Specifically, this would mean changing what he feels is the current debate over "prosperity or the environment" to "prosperity and the environment," echoing members of the Trump administration, like U.S. EPA head Scott Pruitt.
Reavey said he would not comment on those in the industry calling to abandon the agreement. Instead, he said President Donald Trump's recent executive actions had already removed the potential impact of Obama-administration-era environmental regulations that would be felt under the Paris agreement.
"The president has the opportunity to say, 'We're going to remain engaged, we're going to stop the policies aimed at picking winners and losers, that are persecuting coal, for example,'" Reavey said.
By retaining a place in the debate, Reavey said, the U.S. could push for the application of "innovation and technology to address people's legitimate concerns about emissions and the climate," later citing the development of carbon capture and sequestration, or CCS, projects.
"[Signatories to the Paris agreement] are not living up to the same basis on which they claim to act," Reavey said. "And I think the U.S. has the opportunity, by staying in Paris, to be a force for good and a force for leadership."
Reavey would not expand on the specifics of Cloud Peak's communications with the administration, but he said the company had made its position clear on the Paris agreement.
While the notion of fossil fuel companies supporting the agreement could be seen as "clearly confusing," Sierra Club's Global Climate Policy Director John Coequyt said it should not be surprising.
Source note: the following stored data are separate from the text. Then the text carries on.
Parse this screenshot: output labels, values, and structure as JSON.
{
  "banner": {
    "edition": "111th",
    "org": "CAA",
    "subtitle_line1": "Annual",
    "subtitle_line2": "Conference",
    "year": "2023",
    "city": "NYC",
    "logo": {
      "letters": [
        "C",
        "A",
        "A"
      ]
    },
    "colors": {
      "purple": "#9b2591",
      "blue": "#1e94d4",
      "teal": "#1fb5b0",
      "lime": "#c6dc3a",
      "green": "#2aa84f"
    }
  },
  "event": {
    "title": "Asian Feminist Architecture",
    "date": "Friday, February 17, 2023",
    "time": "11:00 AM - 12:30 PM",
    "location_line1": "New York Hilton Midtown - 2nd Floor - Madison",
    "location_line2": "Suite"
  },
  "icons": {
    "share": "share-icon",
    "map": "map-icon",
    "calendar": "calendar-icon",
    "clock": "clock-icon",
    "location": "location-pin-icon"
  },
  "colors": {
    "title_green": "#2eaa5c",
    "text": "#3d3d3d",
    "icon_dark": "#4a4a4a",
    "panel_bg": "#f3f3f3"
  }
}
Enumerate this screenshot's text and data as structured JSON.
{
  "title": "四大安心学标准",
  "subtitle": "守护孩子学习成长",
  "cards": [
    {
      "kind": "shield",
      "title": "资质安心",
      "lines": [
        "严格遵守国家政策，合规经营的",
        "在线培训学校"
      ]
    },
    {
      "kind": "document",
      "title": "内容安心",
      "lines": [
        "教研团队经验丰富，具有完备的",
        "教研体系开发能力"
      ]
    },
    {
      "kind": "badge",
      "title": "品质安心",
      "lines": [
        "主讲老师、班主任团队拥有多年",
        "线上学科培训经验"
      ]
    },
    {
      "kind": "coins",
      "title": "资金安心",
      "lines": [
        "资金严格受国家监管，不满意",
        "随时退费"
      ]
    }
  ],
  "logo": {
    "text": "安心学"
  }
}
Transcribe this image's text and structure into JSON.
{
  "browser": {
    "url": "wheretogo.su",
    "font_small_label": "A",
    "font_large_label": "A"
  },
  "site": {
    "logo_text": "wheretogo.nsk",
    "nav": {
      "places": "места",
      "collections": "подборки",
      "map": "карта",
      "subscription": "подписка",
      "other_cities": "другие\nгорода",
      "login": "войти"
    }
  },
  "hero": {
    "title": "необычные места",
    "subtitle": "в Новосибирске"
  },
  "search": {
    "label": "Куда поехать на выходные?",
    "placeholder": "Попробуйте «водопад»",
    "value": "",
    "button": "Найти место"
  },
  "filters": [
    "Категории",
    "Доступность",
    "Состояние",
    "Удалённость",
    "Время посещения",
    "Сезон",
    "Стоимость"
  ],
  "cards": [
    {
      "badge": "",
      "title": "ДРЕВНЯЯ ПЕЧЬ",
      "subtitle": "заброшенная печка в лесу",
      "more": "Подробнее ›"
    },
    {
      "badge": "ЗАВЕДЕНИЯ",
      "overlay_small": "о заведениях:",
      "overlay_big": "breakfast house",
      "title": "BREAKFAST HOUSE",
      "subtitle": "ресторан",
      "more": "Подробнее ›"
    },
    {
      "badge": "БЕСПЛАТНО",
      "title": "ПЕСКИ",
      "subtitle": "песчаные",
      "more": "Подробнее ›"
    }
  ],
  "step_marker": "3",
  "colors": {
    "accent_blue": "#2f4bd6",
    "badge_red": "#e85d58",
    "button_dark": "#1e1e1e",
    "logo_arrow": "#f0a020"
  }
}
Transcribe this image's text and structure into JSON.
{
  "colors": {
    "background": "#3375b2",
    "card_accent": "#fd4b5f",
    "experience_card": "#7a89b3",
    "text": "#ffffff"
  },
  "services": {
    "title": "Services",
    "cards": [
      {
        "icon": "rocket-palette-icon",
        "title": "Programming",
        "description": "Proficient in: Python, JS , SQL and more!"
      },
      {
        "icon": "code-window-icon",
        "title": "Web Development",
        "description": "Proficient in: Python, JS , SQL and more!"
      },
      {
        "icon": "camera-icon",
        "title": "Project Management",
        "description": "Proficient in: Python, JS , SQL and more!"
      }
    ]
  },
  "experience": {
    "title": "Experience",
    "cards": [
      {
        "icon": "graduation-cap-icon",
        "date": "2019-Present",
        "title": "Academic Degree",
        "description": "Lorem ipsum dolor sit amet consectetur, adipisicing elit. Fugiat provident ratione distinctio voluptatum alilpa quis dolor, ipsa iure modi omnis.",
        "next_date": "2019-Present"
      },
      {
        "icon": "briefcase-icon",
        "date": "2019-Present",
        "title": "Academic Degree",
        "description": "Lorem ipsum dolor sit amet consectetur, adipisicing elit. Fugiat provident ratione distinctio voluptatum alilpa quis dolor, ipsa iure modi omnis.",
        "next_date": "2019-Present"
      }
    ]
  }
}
"The Paris agreement allows governments to pursue targets and timetables and solutions that are within our national interest, and I am sure they believe that the Trump administration is listening to them about what they feel that would mean," Coequyt said, making a place at the table all the more important.
Further, he argued that exiting other international climate agreements, most notably the Kyoto Protocol, caused the U.S. to be excluded from the conversation and at odds with the international community on climate issues.
Coequyt added that remaining in the agreement would also allow coal producers to push for greater investment in emissions reduction technology, such as CCS, though he called that strategy "wishful thinking."
In recent weeks, Royal Dutch Shell plc, BP plc, Statoil and ConocoPhillips Co. have all reportedly expressed support for the agreement, as well as Exxon, which was formerly headed by current Secretary of State Rex Tillerson.
Tillerson has also, reportedly, urged the president to stay with the climate agreement, citing diplomatic reasons.
While producers like Cloud Peak may be embracing the climate agreement, some companies are balking at the notion that the industry should support climate change agreements. One of the industry's most vocal advocates, Murray Energy Corp. CEO Robert Murray, called for withdrawing from the Paris agreement in a February speech, calling it "illegal" and costly.